As an investor I am late to the party as far as following technical indicators. Only in the last few years have I been really looking at momentum when it comes to stock prices. In particular, it is clear to me that the US stock market as measured by the Standard and Poors 500 (S&P 500) can show predictive negative and positive patterns.
Recently, the S&P 500 dropped below its 200 day moving average. To see what historical implications this has, take a look at this article. A great statistic quoted in the article:
Since 1960, 22 of the 25 worst days have occurred below the 200-day moving average. Of the 100 worst single days over the last 55 years, 83 of them happened while stocks were below the 200-day.
(Source: The Irrelevant Investor)
Recently, a death cross also appeared across all averages, which technical traders also consider a negative indicator.

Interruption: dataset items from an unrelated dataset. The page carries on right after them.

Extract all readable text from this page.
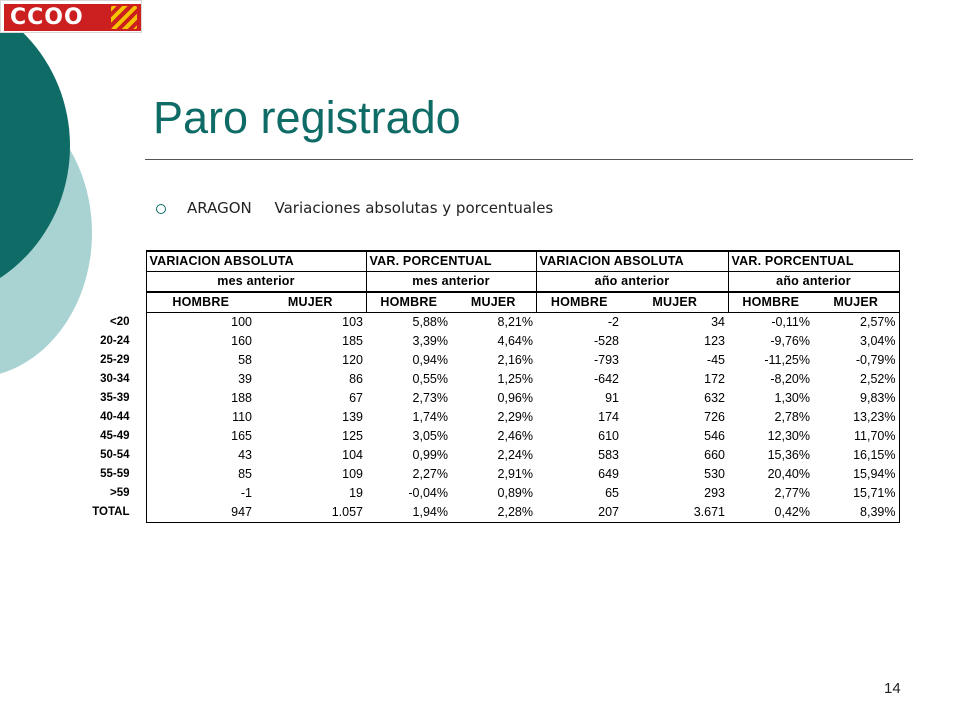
CCOO
Paro registrado
ARAGON Variaciones absolutas y porcentuales
	VARIACION ABSOLUTA		VAR. PORCENTUAL		VARIACION ABSOLUTA		VAR. PORCENTUAL	
	mes anterior		mes anterior		año anterior		año anterior	
	HOMBRE	MUJER	HOMBRE	MUJER	HOMBRE	MUJER	HOMBRE	MUJER
<20	100	103	5,88%	8,21%	-2	34	-0,11%	2,57%
20-24	160	185	3,39%	4,64%	-528	123	-9,76%	3,04%
25-29	58	120	0,94%	2,16%	-793	-45	-11,25%	-0,79%
30-34	39	86	0,55%	1,25%	-642	172	-8,20%	2,52%
35-39	188	67	2,73%	0,96%	91	632	1,30%	9,83%
40-44	110	139	1,74%	2,29%	174	726	2,78%	13,23%
45-49	165	125	3,05%	2,46%	610	546	12,30%	11,70%
50-54	43	104	0,99%	2,24%	583	660	15,36%	16,15%
55-59	85	109	2,27%	2,91%	649	530	20,40%	15,94%
>59	-1	19	-0,04%	0,89%	65	293	2,77%	15,71%
TOTAL	947	1.057	1,94%	2,28%	207	3.671	0,42%	8,39%
14
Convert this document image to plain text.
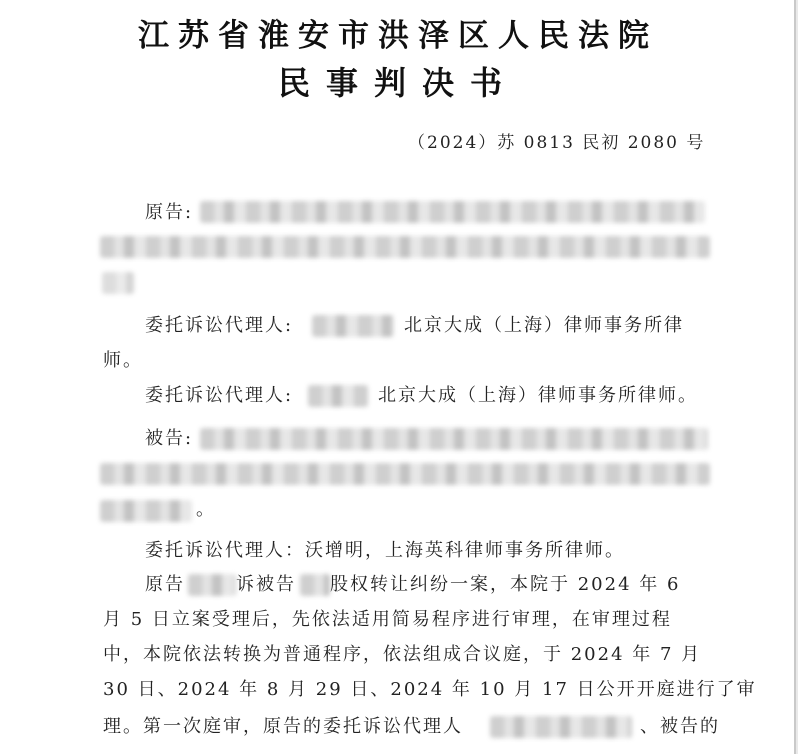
江苏省淮安市洪泽区人民法院
民事判决书
（2024）苏 0813 民初 2080 号
原告:
委托诉讼代理人:	北京大成（上海）律师事务所律
师。
委托诉讼代理人:	北京大成（上海）律师事务所律师。
被告:
。
委托诉讼代理人：沃增明，上海英科律师事务所律师。
原告	诉被告 股权转让纠纷一案，本院于 2024 年 6
月 5 日立案受理后，先依法适用简易程序进行审理，在审理过程
中，本院依法转换为普通程序，依法组成合议庭，于 2024 年 7 月
30 日、2024 年 8 月 29 日、2024 年 10 月 17 日公开开庭进行了审
理。第一次庭审，原告的委托诉讼代理人	、被告的
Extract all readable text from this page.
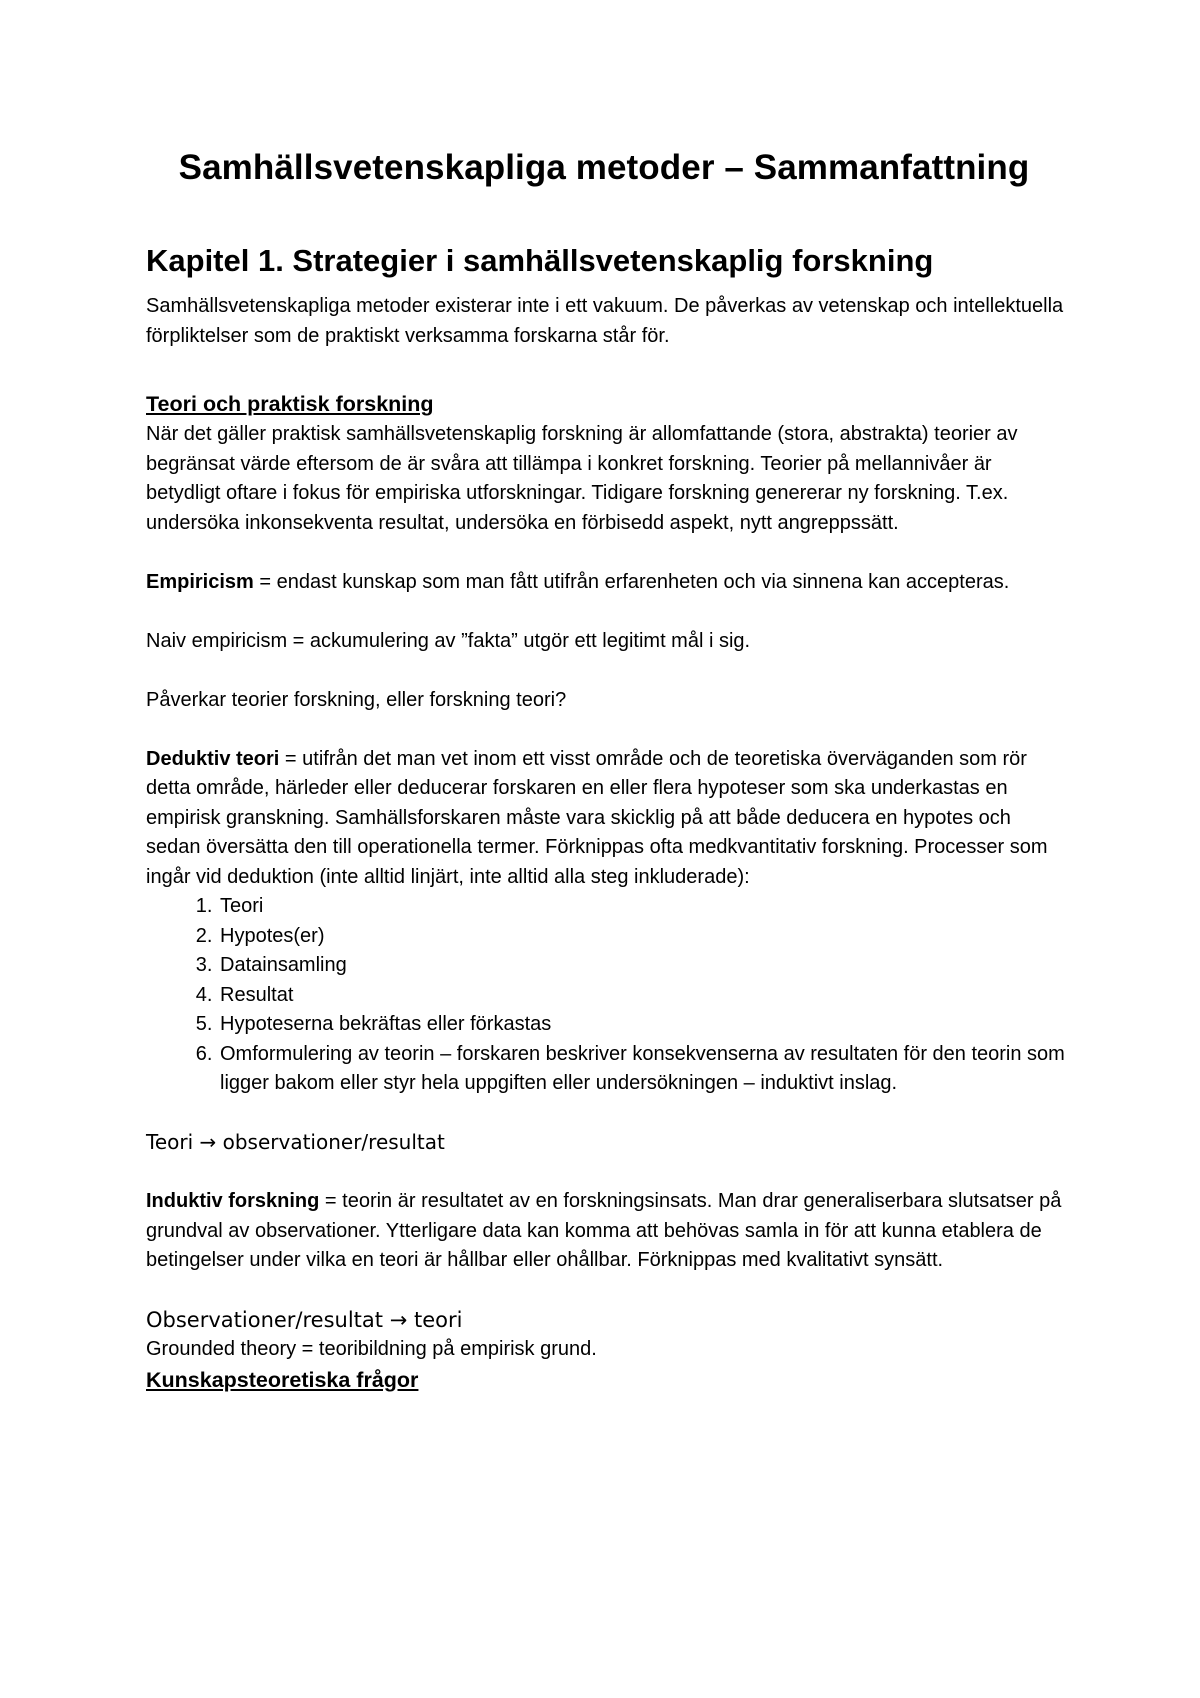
Samhällsvetenskapliga metoder – Sammanfattning
Kapitel 1. Strategier i samhällsvetenskaplig forskning

Samhällsvetenskapliga metoder existerar inte i ett vakuum. De påverkas av vetenskap och intellektuella förpliktelser som de praktiskt verksamma forskarna står för.

Teori och praktisk forskning

När det gäller praktisk samhällsvetenskaplig forskning är allomfattande (stora, abstrakta) teorier av begränsat värde eftersom de är svåra att tillämpa i konkret forskning. Teorier på mellannivåer är betydligt oftare i fokus för empiriska utforskningar. Tidigare forskning genererar ny forskning. T.ex. undersöka inkonsekventa resultat, undersöka en förbisedd aspekt, nytt angreppssätt.

Empiricism = endast kunskap som man fått utifrån erfarenheten och via sinnena kan accepteras.

Naiv empiricism = ackumulering av ”fakta” utgör ett legitimt mål i sig.

Påverkar teorier forskning, eller forskning teori?

Deduktiv teori = utifrån det man vet inom ett visst område och de teoretiska överväganden som rör detta område, härleder eller deducerar forskaren en eller flera hypoteser som ska underkastas en empirisk granskning. Samhällsforskaren måste vara skicklig på att både deducera en hypotes och sedan översätta den till operationella termer. Förknippas ofta medkvantitativ forskning. Processer som ingår vid deduktion (inte alltid linjärt, inte alltid alla steg inkluderade):

1. Teori
2. Hypotes(er)
3. Datainsamling
4. Resultat
5. Hypoteserna bekräftas eller förkastas
6. Omformulering av teorin – forskaren beskriver konsekvenserna av resultaten för den teorin som ligger bakom eller styr hela uppgiften eller undersökningen – induktivt inslag.
Teori → observationer/resultat

Induktiv forskning = teorin är resultatet av en forskningsinsats. Man drar generaliserbara slutsatser på grundval av observationer. Ytterligare data kan komma att behövas samla in för att kunna etablera de betingelser under vilka en teori är hållbar eller ohållbar. Förknippas med kvalitativt synsätt.

Observationer/resultat → teori

Grounded theory = teoribildning på empirisk grund.

Kunskapsteoretiska frågor
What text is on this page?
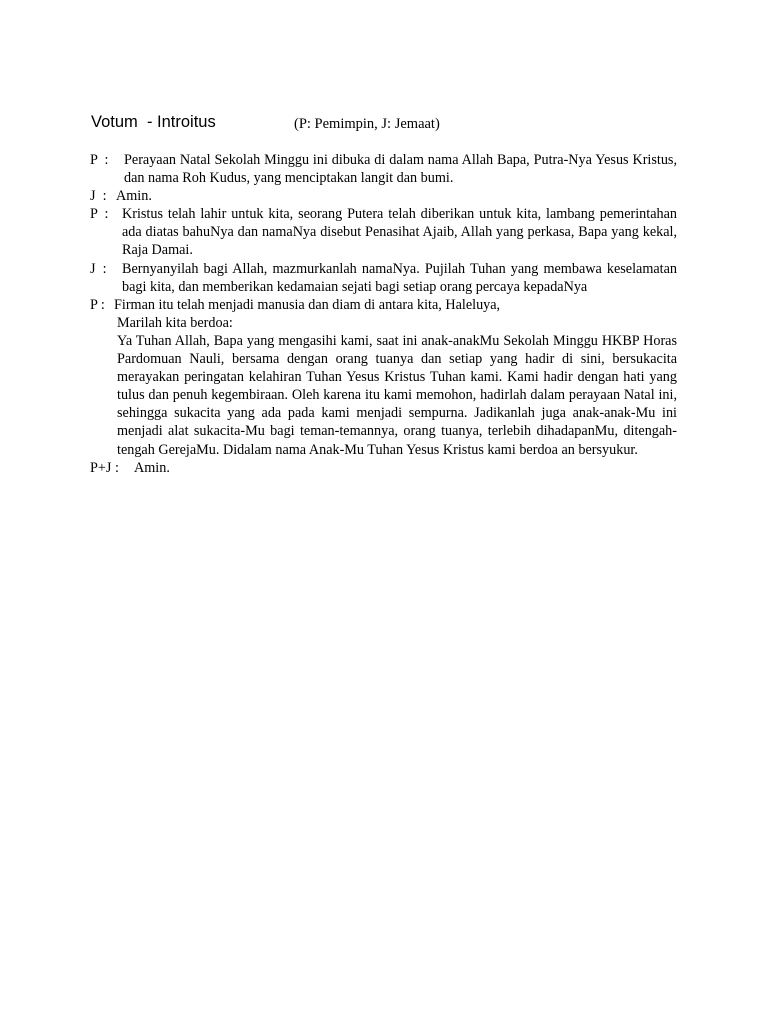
Votum  - Introitus	(P: Pemimpin, J: Jemaat)
P  :	Perayaan Natal Sekolah Minggu ini dibuka di dalam nama Allah Bapa, Putra-Nya Yesus Kristus, dan nama Roh Kudus, yang menciptakan langit dan bumi.
J  : Amin.
P  : Kristus telah lahir untuk kita, seorang Putera telah diberikan untuk kita, lambang pemerintahan ada diatas bahuNya dan namaNya disebut Penasihat Ajaib, Allah yang perkasa, Bapa yang kekal, Raja Damai.
J  :	Bernyanyilah bagi Allah, mazmurkanlah namaNya. Pujilah Tuhan yang membawa keselamatan bagi kita, dan memberikan kedamaian sejati bagi setiap orang percaya kepadaNya
P : Firman itu telah menjadi manusia dan diam di antara kita, Haleluya,
Marilah kita berdoa:
Ya Tuhan Allah, Bapa yang mengasihi kami, saat ini anak-anakMu Sekolah Minggu HKBP Horas Pardomuan Nauli, bersama dengan orang tuanya dan setiap yang hadir di sini, bersukacita merayakan peringatan kelahiran Tuhan Yesus Kristus Tuhan kami. Kami hadir dengan hati yang tulus dan penuh kegembiraan. Oleh karena itu kami memohon, hadirlah dalam perayaan Natal ini, sehingga sukacita yang ada pada kami menjadi sempurna. Jadikanlah juga anak-anak-Mu ini menjadi alat sukacita-Mu bagi teman-temannya, orang tuanya, terlebih dihadapanMu, ditengah-tengah GerejaMu. Didalam nama Anak-Mu Tuhan Yesus Kristus kami berdoa an bersyukur.
P+J :	Amin.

Its easy to look for technical reasons to be bearish when the market is having the recent wild swings – so I have to be careful to not let the drops cause a sell low buy high mentality. But in tracing these technical indicators an moving averages on Puget Investor, if you look at the historical performance of weighting and un-weighting the S&P 500 you can see a profitable pattern develop.
So as an investor you have to decide, should I sell now that the market is 10% off its highs, and sell at the bottom of the correction, or is this the start of a long term decline and get out while you can? Nobody knows – but I am leaning at least in the short run to lighten up on my stock allocation, given the prevalence of these negative technical indicators.